Openness and trust key for struggling companies
Restructuring experts at Mason, Hayes & Curran (MHC) have stressed the importance of openness and transparency for companies facing financial difficulties as a result of the disruption caused by Covid-19.
They were speaking at the legal firm’s latest webinar on the restructuring options for Irish businesses as pandemic restrictions ease. MHC says the payment of creditors and lack of cash flow are now big issues for some businesses.
Realistic
Maurice Phelan, head of restructuring and insolvency at MHC, said it was important for companies struggling to pay creditors, landlords or banks to have a realistic plan in place, and that open, consistent and timely communication with creditors was key.
Mr Phelan said that in all recent cases where agreements on temporary or short-erm rent reductions were successfully negotiated, “tenants engaged openly from the outset” and were able to display a clear plan to recovery.
“Failure to engage with creditors creates distrust,” he warned, adding that it could be difficult to win that trust back.
Options
Mr Phelan outlined the options for companies facing debt problems. These include agreeing arrangements with some key creditors outside a formal court process, though this option contains a risk of being deemed an unfair preference.
Another option is a formal arrangement under the Companies Act, that would be binding on all creditors if the company could secure the support of 75% of creditors in number and value. This does not need court approval, but can be appealed by a creditor who feels unfairly treated.
Examiner
The company can also petition a court for the appointment of an examiner to facilitate the survival of the company.
The legal test for the court is whether there is a reasonable prospect of survival for the whole or part of company as a going concern, but Mr Phelan pointed out that the court had the discretion to dismiss an examinership petition even if the legal test had been passed.

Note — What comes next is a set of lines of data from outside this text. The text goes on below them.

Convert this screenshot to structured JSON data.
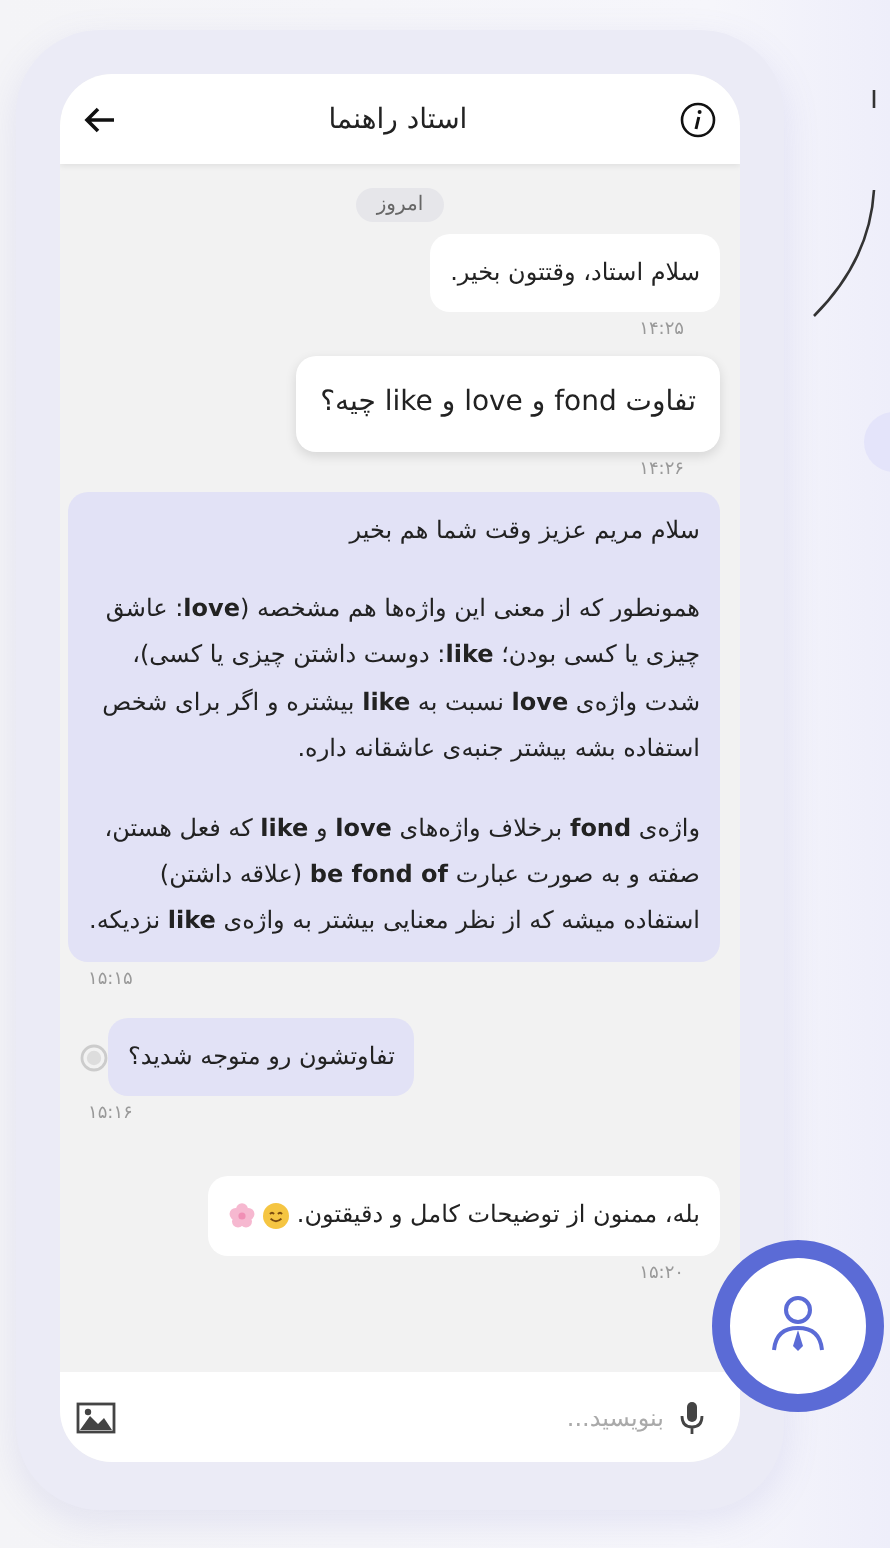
{
  "header": {
    "title": "استاد راهنما"
  },
  "date_chip": "امروز",
  "messages": [
    {
      "kind": "sent",
      "paragraphs": [
        "سلام استاد، وقتتون بخیر."
      ],
      "time": "۱۴:۲۵"
    },
    {
      "kind": "highlighted",
      "paragraphs": [
        "تفاوت fond و love و like چیه؟"
      ],
      "time": "۱۴:۲۶"
    },
    {
      "kind": "received",
      "paragraphs": [
        "سلام مریم عزیز وقت شما هم بخیر",
        "همونطور که از معنی این واژه‌ها هم مشخصه (**love**: عاشق چیزی یا کسی بودن؛ **like**: دوست داشتن چیزی یا کسی)، شدت واژه‌ی **love** نسبت به **like** بیشتره و اگر برای شخص استفاده بشه بیشتر جنبه‌ی عاشقانه داره.",
        "واژه‌ی **fond** برخلاف واژه‌های **love** و **like** که فعل هستن، صفته و به صورت عبارت **be fond of** (علاقه داشتن) استفاده میشه که از نظر معنایی بیشتر به واژه‌ی **like** نزدیکه."
      ],
      "time": "۱۵:۱۵"
    },
    {
      "kind": "received",
      "reaction_button": true,
      "paragraphs": [
        "تفاوتشون رو متوجه شدید؟"
      ],
      "time": "۱۵:۱۶"
    },
    {
      "kind": "sent",
      "trailing_icons": [
        {
          "kind": "smile"
        },
        {
          "kind": "flower"
        }
      ],
      "paragraphs": [
        "بله، ممنون از توضیحات کامل و دقیقتون."
      ],
      "time": "۱۵:۲۰"
    }
  ],
  "composer": {
    "placeholder": "بنویسید..."
  }
}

There is also the option of a formal scheme of arrangement under the Companies Act, which can become binding on all creditors. This process is “very flexible”, according to Mr Phelan, but requires up to two applications to court, which increases costs and takes time.
Support
MHC restructuring and insolvency partner Frank Flanagan also urged companies to engage upfront with banks as it might be possible to engage in a consensual restructuring of debt.
He stressed that the attitude of banks and essential suppliers is crucial if a company goes for examinership. “Support is much less likely if they believe the company has not been transparent,” he said.
Mr Flanagan also advised that Circuit Court examinership, which is available to small companies with turnover of less than €8m, does not save much money, especially if the petition is heard outside Dublin, where most of the lawyers and accountants who are expert in examinership are based.